Three years later, the Mets and Matt Harvey faced a similar quandary. Another young ace coming directly off Tommy John surgery, Harvey’s medical plan called for a shutdown at 180 innings, similar to Strasburg’s. The 2015 Mets were also pennant contenders. In the wake of Strasburg’s decision and a Sandy Alderson-led pressure campaign in the media, Harvey ultimately decided to keep pitching for the sake of the team. The Mets won the pennant and Harvey came within just a few pitches in Game 5 of the World Series of joining the ranks of the immortal gutsy pitchers who carried their team by shoving when they shouldn’t have been throwing. Did he owe the Mets those innings?
From a 35,000 foot view, what happened next to Strasburg and Harvey looks like a parable about the futility of it all, doesn’t it? Both of them ended up having career-derailing thoracic outlet syndrome, after all. But was it really?
Strasburg was mostly healthy and mostly great for seven more seasons in a Washington uniform. Because his career as an effective pitcher outlasted his team control years, he signed two top of the market contracts: A $175 million extension with an opt out during the 2016 season and a $245 million free agent contract after utilizing that opt out three years later.
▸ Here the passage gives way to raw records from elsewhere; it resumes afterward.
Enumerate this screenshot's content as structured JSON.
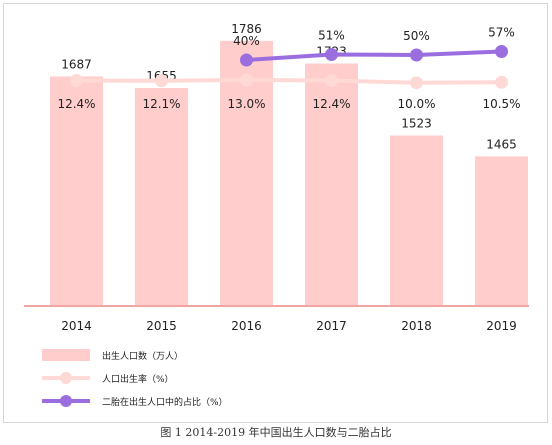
{
  "caption": "图 1 2014-2019 年中国出生人口数与二胎占比",
  "colors": {
    "bar": "#ffcdcb",
    "baseline": "#f2a6a3",
    "birth_rate_line": "#ffd9d5",
    "second_child_line": "#9b6ee0",
    "label_text": "#222222",
    "legend_text": "#222222"
  },
  "chart_data": {
    "type": "bar",
    "categories": [
      "2014",
      "2015",
      "2016",
      "2017",
      "2018",
      "2019"
    ],
    "series": [
      {
        "name": "出生人口数（万人）",
        "type": "bar",
        "values": [
          1687,
          1655,
          1786,
          1723,
          1523,
          1465
        ],
        "labels": [
          "1687",
          "1655",
          "1786",
          "1723",
          "1523",
          "1465"
        ]
      },
      {
        "name": "人口出生率（%）",
        "type": "line",
        "values": [
          12.4,
          12.1,
          13.0,
          12.4,
          10.0,
          10.5
        ],
        "labels": [
          "12.4%",
          "12.1%",
          "13.0%",
          "12.4%",
          "10.0%",
          "10.5%"
        ]
      },
      {
        "name": "二胎在出生人口中的占比（%）",
        "type": "line",
        "values": [
          null,
          null,
          40,
          51,
          50,
          57
        ],
        "labels": [
          "",
          "",
          "40%",
          "51%",
          "50%",
          "57%"
        ]
      }
    ],
    "legend": [
      "出生人口数（万人）",
      "人口出生率（%）",
      "二胎在出生人口中的占比（%）"
    ],
    "legend_position": "bottom-left",
    "grid": false,
    "title": "",
    "xlabel": "",
    "ylabel": ""
  }
}
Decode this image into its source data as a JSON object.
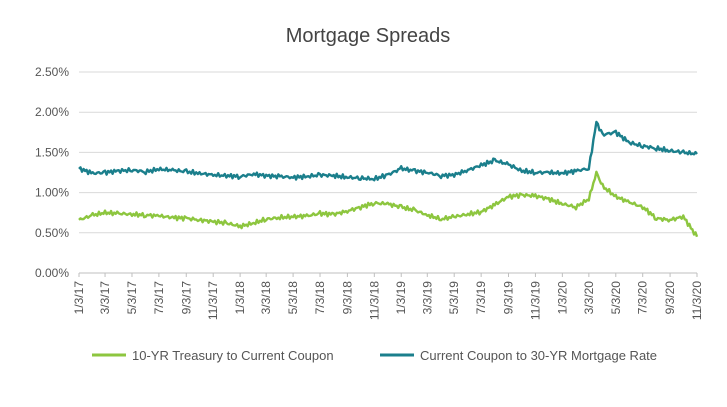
{
  "chart_data": {
    "type": "line",
    "title": "Mortgage Spreads",
    "xlabel": "",
    "ylabel": "",
    "ylim": [
      0,
      2.5
    ],
    "y_unit": "%",
    "y_ticks": [
      "0.00%",
      "0.50%",
      "1.00%",
      "1.50%",
      "2.00%",
      "2.50%"
    ],
    "x_tick_labels": [
      "1/3/17",
      "3/3/17",
      "5/3/17",
      "7/3/17",
      "9/3/17",
      "11/3/17",
      "1/3/18",
      "3/3/18",
      "5/3/18",
      "7/3/18",
      "9/3/18",
      "11/3/18",
      "1/3/19",
      "3/3/19",
      "5/3/19",
      "7/3/19",
      "9/3/19",
      "11/3/19",
      "1/3/20",
      "3/3/20",
      "5/3/20",
      "7/3/20",
      "9/3/20",
      "11/3/20"
    ],
    "grid": "horizontal",
    "legend_position": "bottom",
    "colors": {
      "series1": "#8dc63f",
      "series2": "#1b7f8c",
      "grid": "#d9d9d9"
    },
    "x": [
      "1/3/17",
      "2/3/17",
      "3/3/17",
      "4/3/17",
      "5/3/17",
      "6/3/17",
      "7/3/17",
      "8/3/17",
      "9/3/17",
      "10/3/17",
      "11/3/17",
      "12/3/17",
      "1/3/18",
      "2/3/18",
      "3/3/18",
      "4/3/18",
      "5/3/18",
      "6/3/18",
      "7/3/18",
      "8/3/18",
      "9/3/18",
      "10/3/18",
      "11/3/18",
      "12/3/18",
      "1/3/19",
      "2/3/19",
      "3/3/19",
      "4/3/19",
      "5/3/19",
      "6/3/19",
      "7/3/19",
      "8/3/19",
      "9/3/19",
      "10/3/19",
      "11/3/19",
      "12/3/19",
      "1/3/20",
      "2/3/20",
      "3/3/20",
      "3/20/20",
      "4/3/20",
      "5/3/20",
      "6/3/20",
      "7/3/20",
      "8/3/20",
      "9/3/20",
      "10/3/20",
      "11/3/20"
    ],
    "series": [
      {
        "name": "10-YR Treasury to Current Coupon",
        "values": [
          0.66,
          0.72,
          0.75,
          0.74,
          0.73,
          0.72,
          0.71,
          0.69,
          0.68,
          0.66,
          0.64,
          0.62,
          0.58,
          0.62,
          0.67,
          0.69,
          0.7,
          0.71,
          0.74,
          0.73,
          0.77,
          0.82,
          0.87,
          0.86,
          0.82,
          0.78,
          0.72,
          0.67,
          0.7,
          0.73,
          0.76,
          0.85,
          0.95,
          0.97,
          0.96,
          0.92,
          0.86,
          0.82,
          0.92,
          1.25,
          1.08,
          0.95,
          0.88,
          0.82,
          0.68,
          0.66,
          0.7,
          0.45
        ]
      },
      {
        "name": "Current Coupon to 30-YR Mortgage Rate",
        "values": [
          1.3,
          1.24,
          1.25,
          1.27,
          1.28,
          1.26,
          1.29,
          1.28,
          1.26,
          1.24,
          1.22,
          1.21,
          1.2,
          1.23,
          1.21,
          1.2,
          1.19,
          1.2,
          1.22,
          1.21,
          1.19,
          1.18,
          1.17,
          1.22,
          1.3,
          1.27,
          1.25,
          1.21,
          1.22,
          1.28,
          1.34,
          1.4,
          1.35,
          1.27,
          1.25,
          1.25,
          1.24,
          1.27,
          1.3,
          1.88,
          1.72,
          1.75,
          1.62,
          1.58,
          1.55,
          1.52,
          1.5,
          1.48
        ]
      }
    ]
  }
}
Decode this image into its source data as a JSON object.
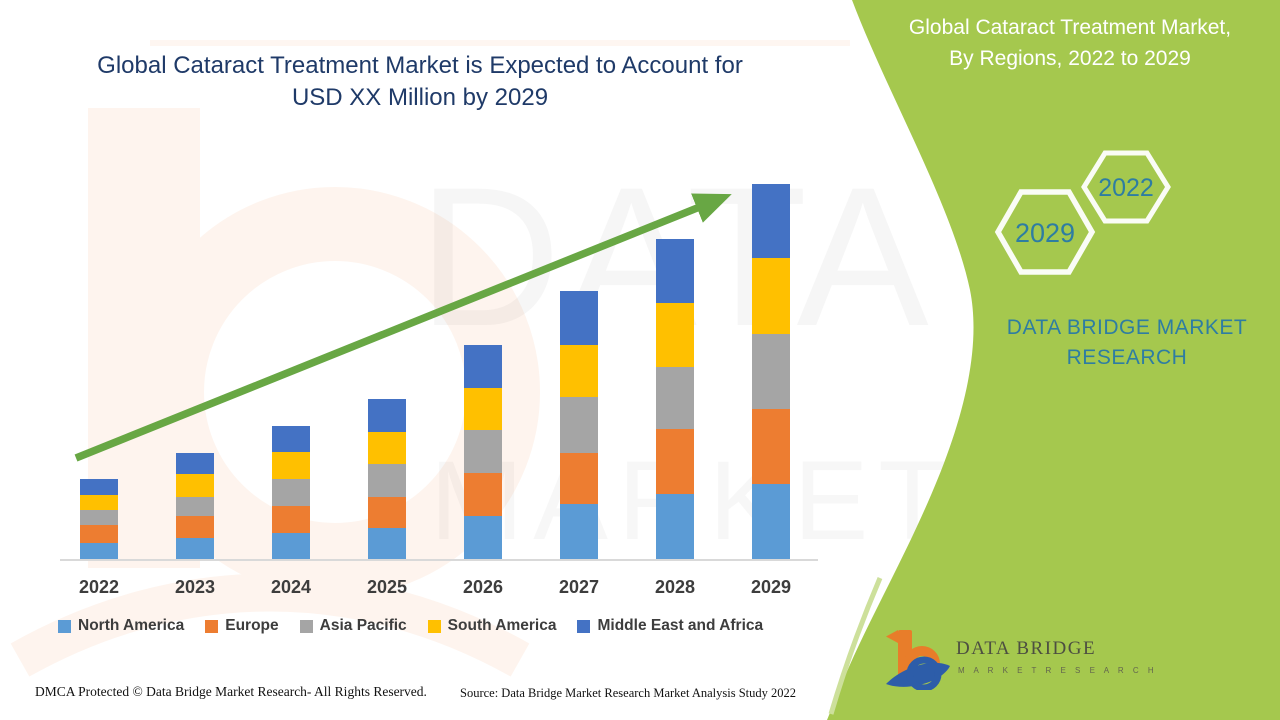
{
  "header": {
    "title_line1": "Global Cataract Treatment Market is Expected to Account for",
    "title_line2": "USD XX Million by 2029",
    "title_color": "#1f3a68"
  },
  "banner": {
    "line1": "Global Cataract Treatment Market,",
    "line2": "By Regions, 2022 to 2029",
    "bg_color": "#a5c84e",
    "text_color": "#ffffff"
  },
  "badges": {
    "hex_large_label": "2029",
    "hex_small_label": "2022",
    "brand_line1": "DATA BRIDGE MARKET",
    "brand_line2": "RESEARCH",
    "text_color": "#2e7da2"
  },
  "chart_data": {
    "type": "bar",
    "stacked": true,
    "title": "Global Cataract Treatment Market is Expected to Account for USD XX Million by 2029",
    "xlabel": "",
    "ylabel": "",
    "units": "relative market size (actual USD XX Million values not shown)",
    "y_axis_visible": false,
    "grid": false,
    "legend_position": "bottom",
    "trend_arrow": {
      "present": true,
      "color": "#68a744",
      "direction": "up-right"
    },
    "categories": [
      "2022",
      "2023",
      "2024",
      "2025",
      "2026",
      "2027",
      "2028",
      "2029"
    ],
    "series": [
      {
        "name": "North America",
        "color": "#5B9BD5",
        "values": [
          16,
          21,
          26,
          31,
          43,
          55,
          65,
          75
        ]
      },
      {
        "name": "Europe",
        "color": "#ED7D31",
        "values": [
          18,
          22,
          27,
          31,
          43,
          51,
          65,
          75
        ]
      },
      {
        "name": "Asia Pacific",
        "color": "#A5A5A5",
        "values": [
          15,
          19,
          27,
          33,
          43,
          56,
          62,
          75
        ]
      },
      {
        "name": "South America",
        "color": "#FFC000",
        "values": [
          15,
          23,
          27,
          32,
          42,
          52,
          64,
          76
        ]
      },
      {
        "name": "Middle East and Africa",
        "color": "#4472C4",
        "values": [
          16,
          21,
          26,
          33,
          43,
          54,
          64,
          74
        ]
      }
    ],
    "totals": [
      80,
      106,
      133,
      160,
      214,
      268,
      320,
      375
    ]
  },
  "watermark": {
    "text1": "DATA BRIDGE",
    "text2": "MARKET RESEARCH"
  },
  "footer": {
    "dmca": "DMCA Protected © Data Bridge Market Research- All Rights Reserved.",
    "source": "Source: Data Bridge Market Research Market Analysis Study 2022",
    "logo_name": "DATA BRIDGE",
    "logo_sub": "M A R K E T   R E S E A R C H"
  }
}
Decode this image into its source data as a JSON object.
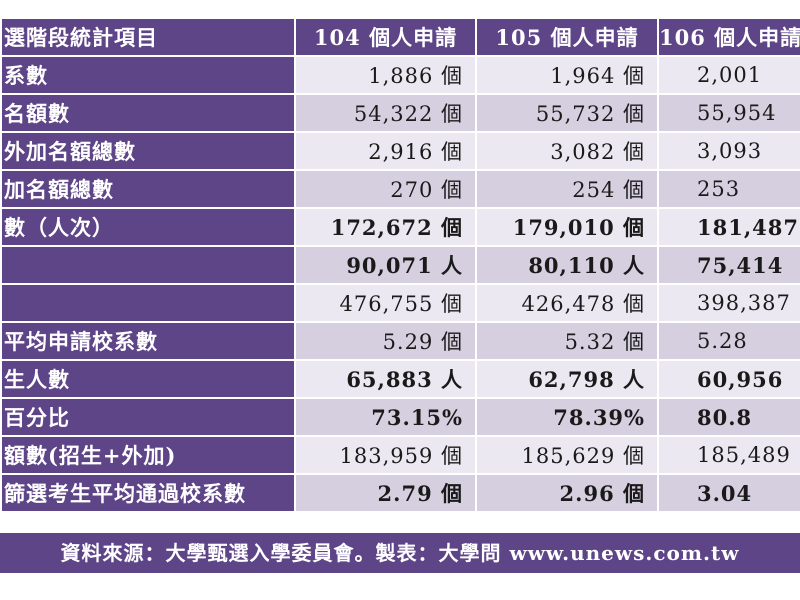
{
  "header": {
    "label": "選階段統計項目",
    "columns": [
      "104 個人申請",
      "105 個人申請",
      "106 個人申請"
    ]
  },
  "rows": [
    {
      "label": "系數",
      "v104": "1,886 個",
      "v105": "1,964 個",
      "v106": "2,001",
      "bold": false
    },
    {
      "label": "名額數",
      "v104": "54,322 個",
      "v105": "55,732 個",
      "v106": "55,954",
      "bold": false
    },
    {
      "label": "外加名額總數",
      "v104": "2,916 個",
      "v105": "3,082 個",
      "v106": "3,093",
      "bold": false
    },
    {
      "label": "加名額總數",
      "v104": "270 個",
      "v105": "254 個",
      "v106": "253",
      "bold": false
    },
    {
      "label": "數（人次）",
      "v104": "172,672 個",
      "v105": "179,010 個",
      "v106": "181,487",
      "bold": true
    },
    {
      "label": "",
      "v104": "90,071 人",
      "v105": "80,110 人",
      "v106": "75,414",
      "bold": true
    },
    {
      "label": "",
      "v104": "476,755 個",
      "v105": "426,478 個",
      "v106": "398,387",
      "bold": false
    },
    {
      "label": "平均申請校系數",
      "v104": "5.29 個",
      "v105": "5.32 個",
      "v106": "5.28",
      "bold": false
    },
    {
      "label": "生人數",
      "v104": "65,883 人",
      "v105": "62,798 人",
      "v106": "60,956",
      "bold": true
    },
    {
      "label": "百分比",
      "v104": "73.15%",
      "v105": "78.39%",
      "v106": "80.8",
      "bold": true
    },
    {
      "label": "額數(招生+外加)",
      "v104": "183,959 個",
      "v105": "185,629 個",
      "v106": "185,489",
      "bold": false
    },
    {
      "label": "篩選考生平均通過校系數",
      "v104": "2.79 個",
      "v105": "2.96 個",
      "v106": "3.04",
      "bold": true
    }
  ],
  "footer": {
    "source": "資料來源：大學甄選入學委員會。製表：大學問 www.unews.com.tw"
  }
}
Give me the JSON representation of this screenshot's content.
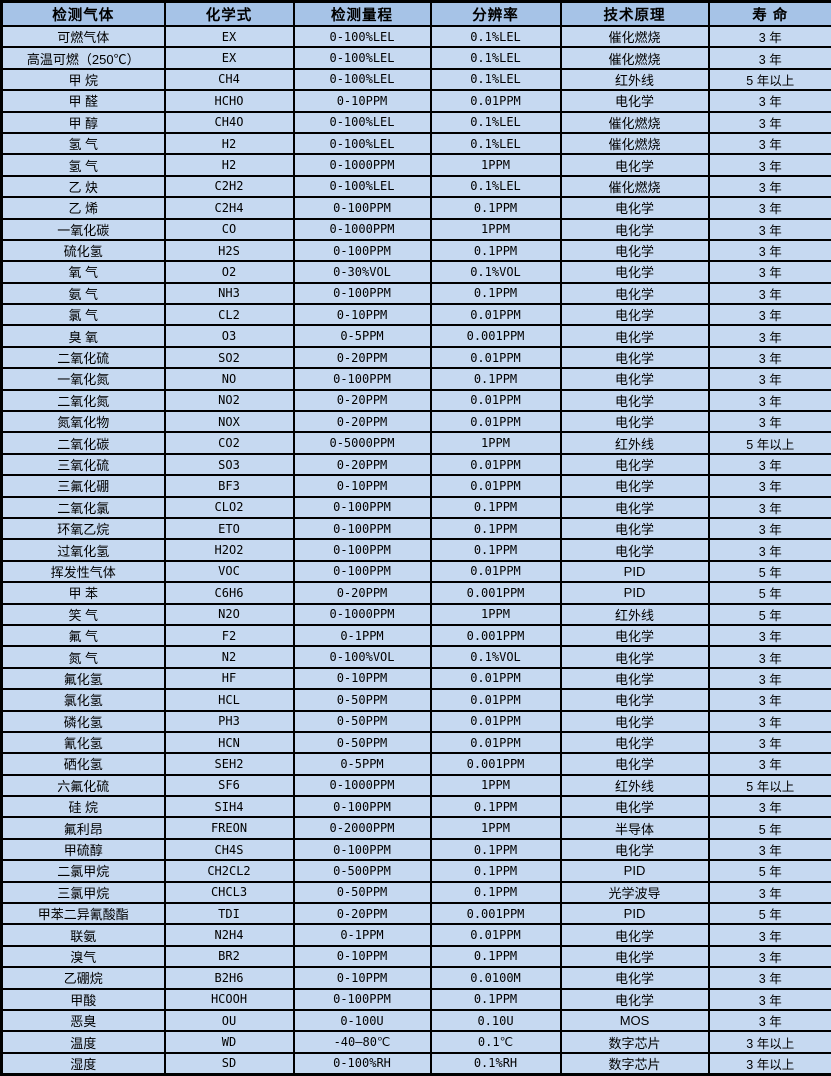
{
  "colors": {
    "header_bg": "#a6c3e7",
    "row_bg": "#c6d9f1",
    "border": "#000000",
    "text": "#000000"
  },
  "table": {
    "columns": [
      "检测气体",
      "化学式",
      "检测量程",
      "分辨率",
      "技术原理",
      "寿 命"
    ],
    "rows": [
      [
        "可燃气体",
        "EX",
        "0-100%LEL",
        "0.1%LEL",
        "催化燃烧",
        "3 年"
      ],
      [
        "高温可燃（250℃）",
        "EX",
        "0-100%LEL",
        "0.1%LEL",
        "催化燃烧",
        "3 年"
      ],
      [
        "甲 烷",
        "CH4",
        "0-100%LEL",
        "0.1%LEL",
        "红外线",
        "5 年以上"
      ],
      [
        "甲 醛",
        "HCHO",
        "0-10PPM",
        "0.01PPM",
        "电化学",
        "3 年"
      ],
      [
        "甲 醇",
        "CH4O",
        "0-100%LEL",
        "0.1%LEL",
        "催化燃烧",
        "3 年"
      ],
      [
        "氢 气",
        "H2",
        "0-100%LEL",
        "0.1%LEL",
        "催化燃烧",
        "3 年"
      ],
      [
        "氢 气",
        "H2",
        "0-1000PPM",
        "1PPM",
        "电化学",
        "3 年"
      ],
      [
        "乙 炔",
        "C2H2",
        "0-100%LEL",
        "0.1%LEL",
        "催化燃烧",
        "3 年"
      ],
      [
        "乙 烯",
        "C2H4",
        "0-100PPM",
        "0.1PPM",
        "电化学",
        "3 年"
      ],
      [
        "一氧化碳",
        "CO",
        "0-1000PPM",
        "1PPM",
        "电化学",
        "3 年"
      ],
      [
        "硫化氢",
        "H2S",
        "0-100PPM",
        "0.1PPM",
        "电化学",
        "3 年"
      ],
      [
        "氧 气",
        "O2",
        "0-30%VOL",
        "0.1%VOL",
        "电化学",
        "3 年"
      ],
      [
        "氨 气",
        "NH3",
        "0-100PPM",
        "0.1PPM",
        "电化学",
        "3 年"
      ],
      [
        "氯 气",
        "CL2",
        "0-10PPM",
        "0.01PPM",
        "电化学",
        "3 年"
      ],
      [
        "臭 氧",
        "O3",
        "0-5PPM",
        "0.001PPM",
        "电化学",
        "3 年"
      ],
      [
        "二氧化硫",
        "SO2",
        "0-20PPM",
        "0.01PPM",
        "电化学",
        "3 年"
      ],
      [
        "一氧化氮",
        "NO",
        "0-100PPM",
        "0.1PPM",
        "电化学",
        "3 年"
      ],
      [
        "二氧化氮",
        "NO2",
        "0-20PPM",
        "0.01PPM",
        "电化学",
        "3 年"
      ],
      [
        "氮氧化物",
        "NOX",
        "0-20PPM",
        "0.01PPM",
        "电化学",
        "3 年"
      ],
      [
        "二氧化碳",
        "CO2",
        "0-5000PPM",
        "1PPM",
        "红外线",
        "5 年以上"
      ],
      [
        "三氧化硫",
        "SO3",
        "0-20PPM",
        "0.01PPM",
        "电化学",
        "3 年"
      ],
      [
        "三氟化硼",
        "BF3",
        "0-10PPM",
        "0.01PPM",
        "电化学",
        "3 年"
      ],
      [
        "二氧化氯",
        "CLO2",
        "0-100PPM",
        "0.1PPM",
        "电化学",
        "3 年"
      ],
      [
        "环氧乙烷",
        "ETO",
        "0-100PPM",
        "0.1PPM",
        "电化学",
        "3 年"
      ],
      [
        "过氧化氢",
        "H2O2",
        "0-100PPM",
        "0.1PPM",
        "电化学",
        "3 年"
      ],
      [
        "挥发性气体",
        "VOC",
        "0-100PPM",
        "0.01PPM",
        "PID",
        "5 年"
      ],
      [
        "甲 苯",
        "C6H6",
        "0-20PPM",
        "0.001PPM",
        "PID",
        "5 年"
      ],
      [
        "笑 气",
        "N2O",
        "0-1000PPM",
        "1PPM",
        "红外线",
        "5 年"
      ],
      [
        "氟 气",
        "F2",
        "0-1PPM",
        "0.001PPM",
        "电化学",
        "3 年"
      ],
      [
        "氮 气",
        "N2",
        "0-100%VOL",
        "0.1%VOL",
        "电化学",
        "3 年"
      ],
      [
        "氟化氢",
        "HF",
        "0-10PPM",
        "0.01PPM",
        "电化学",
        "3 年"
      ],
      [
        "氯化氢",
        "HCL",
        "0-50PPM",
        "0.01PPM",
        "电化学",
        "3 年"
      ],
      [
        "磷化氢",
        "PH3",
        "0-50PPM",
        "0.01PPM",
        "电化学",
        "3 年"
      ],
      [
        "氰化氢",
        "HCN",
        "0-50PPM",
        "0.01PPM",
        "电化学",
        "3 年"
      ],
      [
        "硒化氢",
        "SEH2",
        "0-5PPM",
        "0.001PPM",
        "电化学",
        "3 年"
      ],
      [
        "六氟化硫",
        "SF6",
        "0-1000PPM",
        "1PPM",
        "红外线",
        "5 年以上"
      ],
      [
        "硅 烷",
        "SIH4",
        "0-100PPM",
        "0.1PPM",
        "电化学",
        "3 年"
      ],
      [
        "氟利昂",
        "FREON",
        "0-2000PPM",
        "1PPM",
        "半导体",
        "5 年"
      ],
      [
        "甲硫醇",
        "CH4S",
        "0-100PPM",
        "0.1PPM",
        "电化学",
        "3 年"
      ],
      [
        "二氯甲烷",
        "CH2CL2",
        "0-500PPM",
        "0.1PPM",
        "PID",
        "5 年"
      ],
      [
        "三氯甲烷",
        "CHCL3",
        "0-50PPM",
        "0.1PPM",
        "光学波导",
        "3 年"
      ],
      [
        "甲苯二异氰酸酯",
        "TDI",
        "0-20PPM",
        "0.001PPM",
        "PID",
        "5 年"
      ],
      [
        "联氨",
        "N2H4",
        "0-1PPM",
        "0.01PPM",
        "电化学",
        "3 年"
      ],
      [
        "溴气",
        "BR2",
        "0-10PPM",
        "0.1PPM",
        "电化学",
        "3 年"
      ],
      [
        "乙硼烷",
        "B2H6",
        "0-10PPM",
        "0.0100M",
        "电化学",
        "3 年"
      ],
      [
        "甲酸",
        "HCOOH",
        "0-100PPM",
        "0.1PPM",
        "电化学",
        "3 年"
      ],
      [
        "恶臭",
        "OU",
        "0-100U",
        "0.10U",
        "MOS",
        "3 年"
      ],
      [
        "温度",
        "WD",
        "-40—80℃",
        "0.1℃",
        "数字芯片",
        "3 年以上"
      ],
      [
        "湿度",
        "SD",
        "0-100%RH",
        "0.1%RH",
        "数字芯片",
        "3 年以上"
      ]
    ]
  }
}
He got Cy Young votes in three more seasons. The Nationals won the World Series in 2019 and Strasburg was named World Series MVP. Those 2019 playoff innings turned out to be the last bullets in his arm; he started having nerve and shoulder issues the next spring that ultimately turned out to be career-ending thoracic outlet syndrome—after he’d gotten paid twice, after he’d had a career better than 99% of his peers.
Harvey ultimately threw 216 innings in 2015. His thoracic outlet syndrome came the next summer. He threw 539 ⅓ innings of 5.92 ERA baseball in the majors from 2016-2021. He never signed a contract longer than one year and never made more than $11 million in a season.
Whatever the Mets believed Harvey owed them in September and October 2015 was a debt they never repaid. They designated him for assignment the minute they decided he couldn’t help their rotation anymore. He’s now a commercial realtor and often shows up at Citi Field—in the luxury boxes.